Tuesday

Jumpin' Good Goat Dairy & Cooking With Goat Cheese

If you want to know what the point of this blog is, please feel free to read the 'about' section.

Although I have had the idea for this for a while now, it feels like now is a great time to start. I'm sure by now everyone has heard about 'pink slime' or 'finely textured lean beef' as they like to call it. The defense has always been that they shouldn't have to label it because it's just beef and that it has been used for years and it didn't bother anyone. This just made me stop and think/wonder how many people don't know what they're eating or even think about where their food comes from beyond the grocery store, I know I haven't always. Even Wild Oats or Whole Foods, how often do people really think beyond the store shelves? So part of my little Colorado project I am working on here is cooking, specifically cooking with foods that I know where they came from.

My first little outing (because, hey you may as well start close to home) was going to the Jumpin' Good Goat Dairy, located just a couple of miles from my home sweet home.



The Jumpin' Good Country Store is located on the farm itself and if you go at the right time (which I didn't) you can tour the farm and even feed the baby goats.

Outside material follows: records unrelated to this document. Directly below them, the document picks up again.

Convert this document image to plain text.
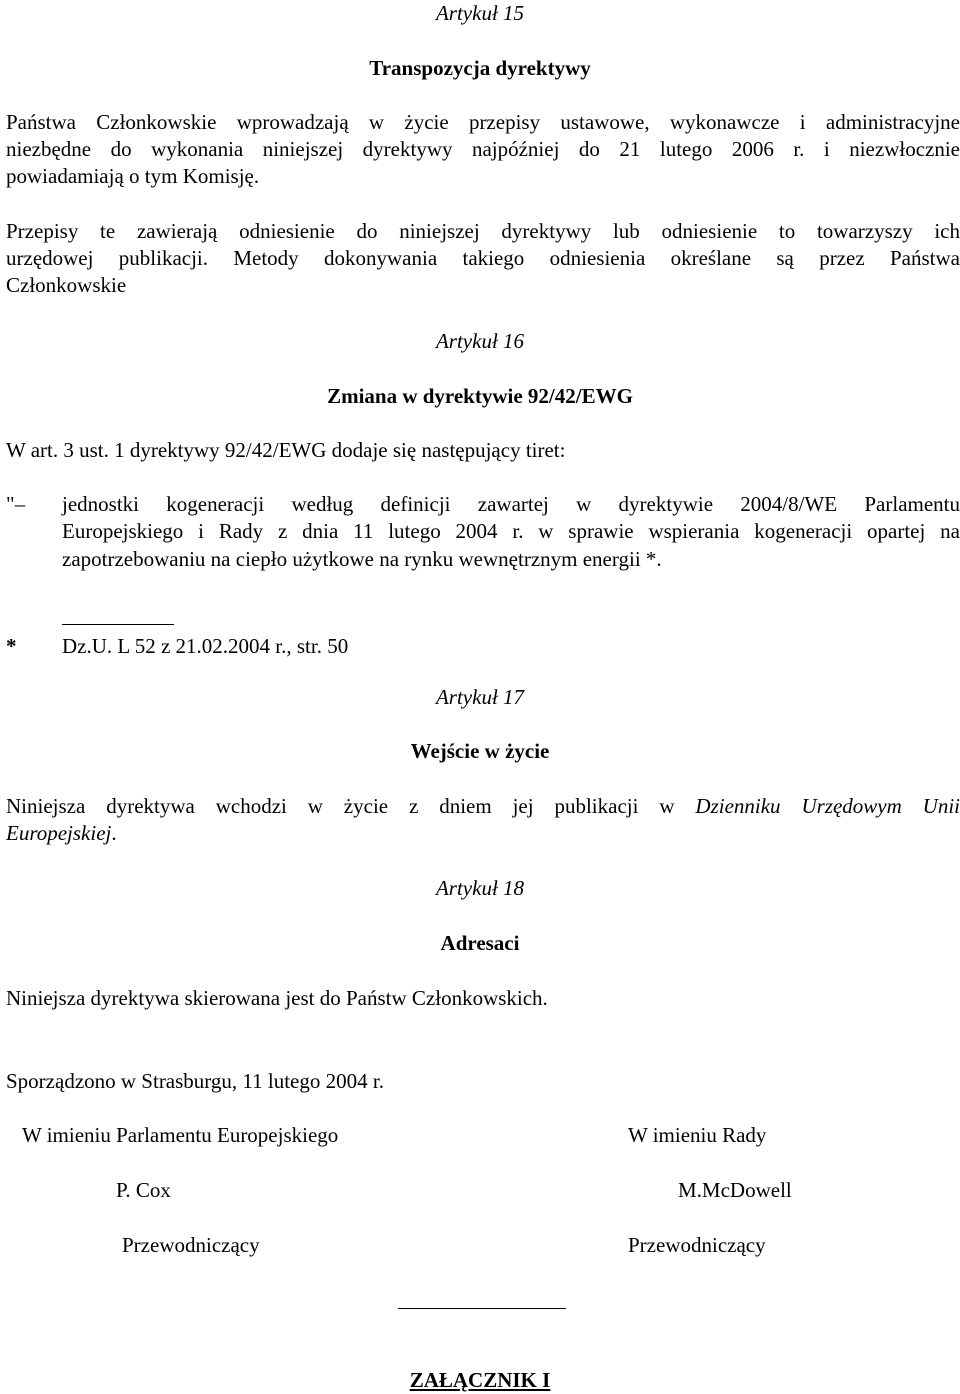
Artykuł 15
Transpozycja dyrektywy
Państwa Członkowskie wprowadzają w życie przepisy ustawowe, wykonawcze i administracyjne
niezbędne do wykonania niniejszej dyrektywy najpóźniej do 21 lutego 2006 r. i niezwłocznie
powiadamiają o tym Komisję.
Przepisy te zawierają odniesienie do niniejszej dyrektywy lub odniesienie to towarzyszy ich
urzędowej publikacji. Metody dokonywania takiego odniesienia określane są przez Państwa
Członkowskie
Artykuł 16
Zmiana w dyrektywie 92/42/EWG
W art. 3 ust. 1 dyrektywy 92/42/EWG dodaje się następujący tiret:
"– jednostki kogeneracji według definicji zawartej w dyrektywie 2004/8/WE Parlamentu
Europejskiego i Rady z dnia 11 lutego 2004 r. w sprawie wspierania kogeneracji opartej na
zapotrzebowaniu na ciepło użytkowe na rynku wewnętrznym energii *.
* Dz.U. L 52 z 21.02.2004 r., str. 50
Artykuł 17
Wejście w życie
Niniejsza dyrektywa wchodzi w życie z dniem jej publikacji w Dzienniku Urzędowym Unii
Europejskiej.
Artykuł 18
Adresaci
Niniejsza dyrektywa skierowana jest do Państw Członkowskich.
Sporządzono w Strasburgu, 11 lutego 2004 r.
W imieniu Parlamentu Europejskiego
P. Cox
Przewodniczący
W imieniu Rady
M.McDowell
Przewodniczący
ZAŁĄCZNIK I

Even though I didn't go on the tour I still got to talk to the owner who was more than happy to let me go take pictures of the goats, pet a couple of the older ones and get bit by one of them (not hard).



I invested in some fresh eggs and a couple of different kinds of goat cheese. They also sell potatoes that they grow there and goat meat (that I was a little to scared to buy). They do have samples of most if not all of their different cheeses for you to try before you buy them.


I'll be honest, I had never cooked with goat cheese, so I played it a little bit safe with my goat cheese recipes.


The first cheese that I got was an Amuse Bouche, which I used on a Margherita Style Pizza (primarily because I am not really a fan of pizza sauce).

Ingredients:

  • Pizza Crust
  • 4oz Amuse Bouche Goat Cheese (or whatever cheese you like)
  • 1 1/2 TBSP Olive Oil
  • Medium/Large Tomato (my tomato came from the grocery store, but I did opt for a 'Colorado Proud' tomato, like I try to do with most of my produce)
  • Basil, Rosemary, Oregano, Thyme
  • Garlic
  • Spinach
  • Corn Meal
Personally I usually opt for making my own pizza crust, but if I am feeling particularly lazy I will buy pizza dough from the local pizza place (I never use store bought, but you can if you want). 

Start by rolling out your pizza crust on your pizza pan or pizza stone (I personally love my pizza stone), brush bottom side with a little olive oil and sprinkle with a little bit of corn meal. Brush the top of the pizza dough with olive oil, top with sliced tomato, thinly sliced garlic (can also use garlic powder or minced garlic), crumbled goat cheese, sprinkle with Basil, Rosemary, Oregano, Thyme (or whatever spices you like), and I also topped mine with a little bit of spinach (pre-cooked). Bake for 20-25 minutes at 375 degrees (note the amount of time needed to cook depends on thickness of the crust and how crispy you like it, so keep an eye on your pizza). If you've never cooked with goat cheese, keep in mind that it softens and will brown as it cooks it doesn't melt like other cheeses do.


As an easy peasy side dish, Pasta Salad. It's my all time favorite super fast and easy meal/side dish. Even when I hardly ever cooked, this was my go-to dish for any event where I needed to bring a dish ;)

Ingredients:
  • Pasta (any kind/kinds you want)
  • Roasted Red Peppers
  • Italian Dressing
  • Goat Cheese Feta (or regular feta cheese)
Boil pasta (once cooked, rinse and set aside) in this case I used tri-color and macaroni but you really can use whatever kind you like or combinations of different pastas, dice roasted red peppers, crumble cheese (if not already crumbled). Put pasta in mixing bowl, mix in a few tablespoons of Italian dressing (to taste), diced roasted red peppers (as much as you like), and feta cheese. I also usually add chopped raw broccoli, but I forgot to buy any. Can be served immediately, but it's best served chilled for a couple of hours or longer.


Of course as we tend to love our beer in Colorado, or the best way that I have heard it put, 'Colorado is the Napa Valley of micro breweries.' Everything is best served with a Colorado micro brew. In this case (because it was what happened to be in my fridge), Colorado's favorite or at least most popular micro brew, a Fat Tire.